Wednesday, March 5, 2008

Jmo's Unspoken Laws of Romance Writing

Sometimes there are subtle little laws that govern writing. These laws are usually unspoken and held in the strictest confidence because if you talk about them they come true, but being insane to begin with, I’m prepared to tempt fate and reveal all. So get ready for…

Jmo’s Ten Unspoken Laws

of being a Romance Author

  1. If you plot your book down to the smallest detail, one stray thought in the shower will change the complexity of your story and force you into a major rewrite and add more gray into your hair than Miss Clairol can fix.
  2. The last draft of your book will lull you into a false sense of security. Five days after submission, you’ll go insane trying to mentally will your submission back into your inbox so you can rewrite the whole thing.
  3. A submission will automatically kill any creativity you may have. No lie. You have a wealth of stories demanding to be written but the minute you hit send, they dry up as you sit by the yahoo mail box waiting for word of your latest success or failure. This wait also leads to cuticle loss, and irrational thinking that Yahoo is out to get you and is at that very moment sending all your emails to a spam folder in someone else’s box.
  4. My favorite, your characters are plotting behind your back. They have devised a way to totally change your book by being themselves, whereas you want them to be somebody else. Yes, authors are paranoid and not afraid to talk to themselves when no one else is looking.
  5. Your editor is out to get you. Yes, it’s true. You can perfectly understand the insane ramblings you put to screen. Why can’t they understand y’all is indeed a word and you’uns is a perfectly normal way to speak? Okay that one only applies to writers from the South.
  6. We are all searching for the Holy Grail, the Naughty Bit Thesaurus that tells us the five thousand different ways to say the same bit of naughtiness. It exists! We all know it does. But the editors are hiding in the Lost Ark of the Corset, where writers aren’t allowed to look because we can’t handle the truth.
  7. I’m not sure if this true, but I believe it with every fiber of my being. Sherilynn Kenyon has the Simi locked up and she is really the one writing the Dark Hunter Books while Sheri takes all the bows. I dare her to tell me different!
  8. Your children have no interest at all in your life as a writer… until you start writing the HEAT. Then they want to look over your shoulder, and say, “What ya writing?”
  9. Your spouse will always read your books and their only comment will always be, “How come we never do that?”
  10. Finally the one law that no writer can avoid. No matter who you are, how famous you are, or infamous, all your fans want to know is…So did you bag that hot guy on your cover? FYI—I didn’t but Morgan O. does every time. The trollop!

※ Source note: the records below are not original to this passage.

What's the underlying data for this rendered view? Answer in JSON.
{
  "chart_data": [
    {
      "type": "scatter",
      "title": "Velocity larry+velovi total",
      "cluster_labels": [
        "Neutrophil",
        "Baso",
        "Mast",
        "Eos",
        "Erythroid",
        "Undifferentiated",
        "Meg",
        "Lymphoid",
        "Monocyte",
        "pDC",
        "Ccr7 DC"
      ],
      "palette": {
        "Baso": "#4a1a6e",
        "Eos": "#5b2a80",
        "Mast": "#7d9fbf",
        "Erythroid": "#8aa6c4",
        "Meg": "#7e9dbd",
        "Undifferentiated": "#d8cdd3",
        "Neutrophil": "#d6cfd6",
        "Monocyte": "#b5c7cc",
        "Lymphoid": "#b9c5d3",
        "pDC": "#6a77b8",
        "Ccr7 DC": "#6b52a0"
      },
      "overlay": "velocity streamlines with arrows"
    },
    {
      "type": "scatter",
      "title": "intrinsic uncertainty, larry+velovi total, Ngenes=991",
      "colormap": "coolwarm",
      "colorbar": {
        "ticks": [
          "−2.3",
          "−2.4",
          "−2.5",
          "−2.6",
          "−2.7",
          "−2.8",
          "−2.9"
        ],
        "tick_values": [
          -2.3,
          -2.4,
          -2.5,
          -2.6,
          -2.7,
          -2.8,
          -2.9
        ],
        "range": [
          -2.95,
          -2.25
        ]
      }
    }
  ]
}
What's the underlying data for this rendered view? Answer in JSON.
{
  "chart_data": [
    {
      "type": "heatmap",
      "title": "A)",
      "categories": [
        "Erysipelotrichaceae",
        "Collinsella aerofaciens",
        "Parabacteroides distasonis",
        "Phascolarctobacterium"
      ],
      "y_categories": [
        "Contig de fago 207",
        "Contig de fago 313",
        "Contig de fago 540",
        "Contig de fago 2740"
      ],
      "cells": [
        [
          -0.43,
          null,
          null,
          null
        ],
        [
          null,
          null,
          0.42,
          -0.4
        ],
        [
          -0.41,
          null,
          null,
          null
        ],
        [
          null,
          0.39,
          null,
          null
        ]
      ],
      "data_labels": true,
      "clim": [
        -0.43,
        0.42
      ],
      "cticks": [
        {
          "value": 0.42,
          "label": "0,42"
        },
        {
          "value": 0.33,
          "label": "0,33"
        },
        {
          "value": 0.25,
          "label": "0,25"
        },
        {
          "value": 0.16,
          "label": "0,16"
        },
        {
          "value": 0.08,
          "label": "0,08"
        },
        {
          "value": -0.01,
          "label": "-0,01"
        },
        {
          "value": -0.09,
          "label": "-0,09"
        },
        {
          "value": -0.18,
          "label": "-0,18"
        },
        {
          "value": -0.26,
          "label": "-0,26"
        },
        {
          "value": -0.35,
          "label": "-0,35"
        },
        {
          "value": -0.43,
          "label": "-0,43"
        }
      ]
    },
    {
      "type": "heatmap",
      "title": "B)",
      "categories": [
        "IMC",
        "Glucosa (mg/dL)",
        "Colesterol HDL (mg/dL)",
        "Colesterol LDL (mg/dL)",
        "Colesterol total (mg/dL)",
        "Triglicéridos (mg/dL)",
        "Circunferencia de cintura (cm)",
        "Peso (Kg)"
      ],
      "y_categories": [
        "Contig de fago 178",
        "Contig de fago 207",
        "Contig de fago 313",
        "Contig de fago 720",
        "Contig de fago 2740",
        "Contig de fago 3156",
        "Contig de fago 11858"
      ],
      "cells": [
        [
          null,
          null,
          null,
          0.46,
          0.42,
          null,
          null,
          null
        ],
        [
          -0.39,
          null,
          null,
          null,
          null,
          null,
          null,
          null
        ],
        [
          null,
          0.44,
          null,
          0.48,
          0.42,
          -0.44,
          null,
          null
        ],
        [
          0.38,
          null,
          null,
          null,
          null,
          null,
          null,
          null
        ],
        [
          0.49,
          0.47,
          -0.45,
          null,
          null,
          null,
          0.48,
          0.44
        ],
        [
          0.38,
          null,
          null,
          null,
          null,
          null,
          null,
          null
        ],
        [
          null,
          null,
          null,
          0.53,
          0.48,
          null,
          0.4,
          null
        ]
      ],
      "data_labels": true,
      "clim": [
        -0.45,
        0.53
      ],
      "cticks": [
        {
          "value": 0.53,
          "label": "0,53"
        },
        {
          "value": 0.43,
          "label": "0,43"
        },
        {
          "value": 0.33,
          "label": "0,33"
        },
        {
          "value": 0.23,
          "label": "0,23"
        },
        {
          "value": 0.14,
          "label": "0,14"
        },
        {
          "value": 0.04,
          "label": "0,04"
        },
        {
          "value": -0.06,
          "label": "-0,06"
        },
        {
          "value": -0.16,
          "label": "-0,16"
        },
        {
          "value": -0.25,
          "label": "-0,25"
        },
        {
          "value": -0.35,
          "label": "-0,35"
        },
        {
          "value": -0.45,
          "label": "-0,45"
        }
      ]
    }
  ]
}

Well there they are. I’m sure at any moment the Romance police will be coming through the door and whisk me away to a well deserved beating.

6 comments:

Jenna Leigh said...

That ya'll and you'n's thing is perfectly acceptable .. well, at least it is in our parish. This smacks of regionalism! *gasps*

Jude Mason said...

Jmo, you're totally wrong about number 3. All those email submissions that vanish, well listen up. There's this old pervert sitting in a cell. He's buck toothed and bleary eyed, but he's got this shit eating grin. He's got em all. I swear, it's true.

Jude

Morgan2x said...

How come I haven't got any of those in my cell?

Heather Hiestand said...

I fully believe each and every one of these laws!

Savannah Chase said...

JMo , i so love reading your blogs...so true soo very true....

Morgan O'Reilly said...

About number 10, Jmo's just jealous. He'd like to get all the girl cover models, but there are more guys out there. Yum!